The Dump and Chase is a daily collection of links in which we attempt to round up the latest breaking news and analysis from around the web. We also like videos and things that are absurd.
The mission of Leafs goons: Take out top players at all costs
Between Colton Orr’s knee-on-knee collision with Logan Couture, and now Mike Brown’s questionable hit on Coyotes defenceman Ed Jovonoski last night, there was a clear stealth mission for Toronto’s goons on their western road trip. Jovonoski is now listed as day-to-day (proverbial bad joke: aren’t we all?), while Brown was happy with the referees’ decision to not call a penalty on the play (proverbial comment: duh).
From the Globe and Mail:
“It’s the game of hockey. I play that style of game. Obviously, I don’t mean to hurt anyone, or make any bad hit – elbow or shoulder. It was just in the heat of the moment, I went for the hit and just tried to go in with my shoulder.”
“I think the refs made a good call. They obviously didn’t call it for a reason. I didn’t think it was a bad hit. I was just going in with my shoulder like I normally would. I don’t know what I hit on him. I think I just got him in a bad spot.”
There’s just one minor problem with the assumption that the referees made a conscious decision with their non-call: they didn’t see it.
Alex Burrows uses his stick in many ways, some of which are highly illegal
It’s a good thing there are plenty of Staal brothers to carry on the family’s rich hockey lineage, because thanks to a spear to his stick and two pucks from Alex Burrows, Marc Staal’s ability to reproduce may be hindered.
Burrows was frustrated after an exchange with Staal in front of the net during the Canucks 1-0 loss to New York last night. This is normal and acceptable, and defenceman and forwards often become tangled in the trenches. This is partly why hockey allows fighting, and why that “it’s a fast, emotional game” cliché exists.
So logically, Burrows resorted to one of hockey’s dirtiest, most classless plays when he became a little too emotional. And logically, the only penalty on the play was given to Staal for tripping.
John Tororella took this in stride, of course. He was actually quite tame by his standards, and he just call for Burrows’ ankles to be broken.
“That’s a dangerous play on Marc Staal, and it’s beyond me how two guys – one guy in the corner, and one out at the neutral zone, can’t see it. And we end up down, which usually happens if you retaliate. But if I’m Marc Staal, I’d retaliate too. I’d try to break his ankle, on something like that. It’s ridiculous.”
I fully expected him to abruptly end the interview and start passing out pitch forks and daggers.
About that Grabovski trade…
So it seems that Cliff Fletcher fleeced the Habs when he acquired Mikhail Grabovski from Montreal in the summer of 2007 in exchange of prospect Greg Pateryn and a second-round pick in the 2010 draft. That much is now clear.

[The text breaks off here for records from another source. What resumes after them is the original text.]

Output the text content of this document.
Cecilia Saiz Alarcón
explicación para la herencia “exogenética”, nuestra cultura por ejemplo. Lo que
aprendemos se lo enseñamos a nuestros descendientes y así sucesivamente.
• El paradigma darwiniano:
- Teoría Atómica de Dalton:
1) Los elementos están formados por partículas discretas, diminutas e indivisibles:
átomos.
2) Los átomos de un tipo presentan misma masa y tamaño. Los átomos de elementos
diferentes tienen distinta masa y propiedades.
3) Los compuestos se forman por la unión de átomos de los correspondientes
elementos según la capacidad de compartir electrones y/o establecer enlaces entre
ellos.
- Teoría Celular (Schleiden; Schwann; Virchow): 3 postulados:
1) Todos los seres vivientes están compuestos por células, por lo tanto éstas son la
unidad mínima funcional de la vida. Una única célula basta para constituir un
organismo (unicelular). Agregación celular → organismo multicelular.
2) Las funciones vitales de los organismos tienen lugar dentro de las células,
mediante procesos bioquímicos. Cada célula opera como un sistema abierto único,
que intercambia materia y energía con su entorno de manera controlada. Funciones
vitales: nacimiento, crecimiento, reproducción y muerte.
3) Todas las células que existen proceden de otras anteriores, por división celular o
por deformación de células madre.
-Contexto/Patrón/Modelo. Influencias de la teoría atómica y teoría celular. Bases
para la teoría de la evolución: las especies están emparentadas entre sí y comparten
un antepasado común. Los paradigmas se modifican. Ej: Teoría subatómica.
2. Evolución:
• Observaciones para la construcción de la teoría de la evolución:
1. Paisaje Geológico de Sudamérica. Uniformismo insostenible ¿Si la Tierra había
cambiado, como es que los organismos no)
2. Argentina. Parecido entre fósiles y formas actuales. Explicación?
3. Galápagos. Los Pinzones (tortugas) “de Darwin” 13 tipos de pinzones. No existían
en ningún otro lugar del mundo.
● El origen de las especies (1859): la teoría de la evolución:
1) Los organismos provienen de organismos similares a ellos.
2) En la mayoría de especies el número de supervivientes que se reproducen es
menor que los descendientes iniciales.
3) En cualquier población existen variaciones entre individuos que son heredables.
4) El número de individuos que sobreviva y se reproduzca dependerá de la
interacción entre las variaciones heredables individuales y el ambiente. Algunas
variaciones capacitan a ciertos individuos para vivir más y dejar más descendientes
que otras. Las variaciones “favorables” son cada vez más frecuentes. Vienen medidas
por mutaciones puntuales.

Montreal then flipped the pick to Chicago for Robert Lang, who played 59 games before becoming another victim of the sacred blade. But Pension Plan Puppets also points out that if Grabovski is placed back on the Habs’ roster today, he’s tied for the team lead in scoring amongst forwards (minor math adjustments made due to the scoring since the post was originally published).
The waters aren’t infested with Sharks anymore
For all their playoff bumbling over the years, we’ve usually been able to count on a strong regular season from the San Jose Sharks, one that finishes at or near the top of the Western Conference. They’re only two years removed from winning the dreaded Presidents’ Trophy, and last year finished behind only the Capitals in the overall league standings.
What a difference seven months makes. The Sharks are now 12th in the West–albeit still only three points removed from a playoff spot–and have lost six straight games, the last coming in a 5-2 defeat against the lowly Oilers last night.
In town for the Oilers’ road trip, Edmonton Journal columnist Jim Matheson took a look at the Sharks’ struggles prior to the game.
There’s a palpable tension in the Sharks dressing room these days. General manager Doug Wilson knows he needs to shake the tree and get help, but he has little to deal — no trades for his big three, four if you count Pavelski — and there’s no market for winger Devin Setoguchi.
How much is a goal really worth?
Have you ever sat and pondered the meaning of life’s seemingly unanswerable questions? Like, say, what a goal is actually worth in the standings.
Turns out a goal is worth about .386 points. Neat.
The year of the shootout
Call it a gimmick or an individual spectacle, but don’t lie and say that you don’t get excited during a shootout. Especially with all the theatrics this season–Linus Omark’s spin, and Carey Price’s hip-hop posing–the shootout has been highly entertaining, and has shown a rare glimpse of personality form cliché spewing players.
Just don’t tell Sid Seixeiro that it’s exciting. Sid, Brad James, and Laura Diakun take a look back at some of the season’s best shootout goals.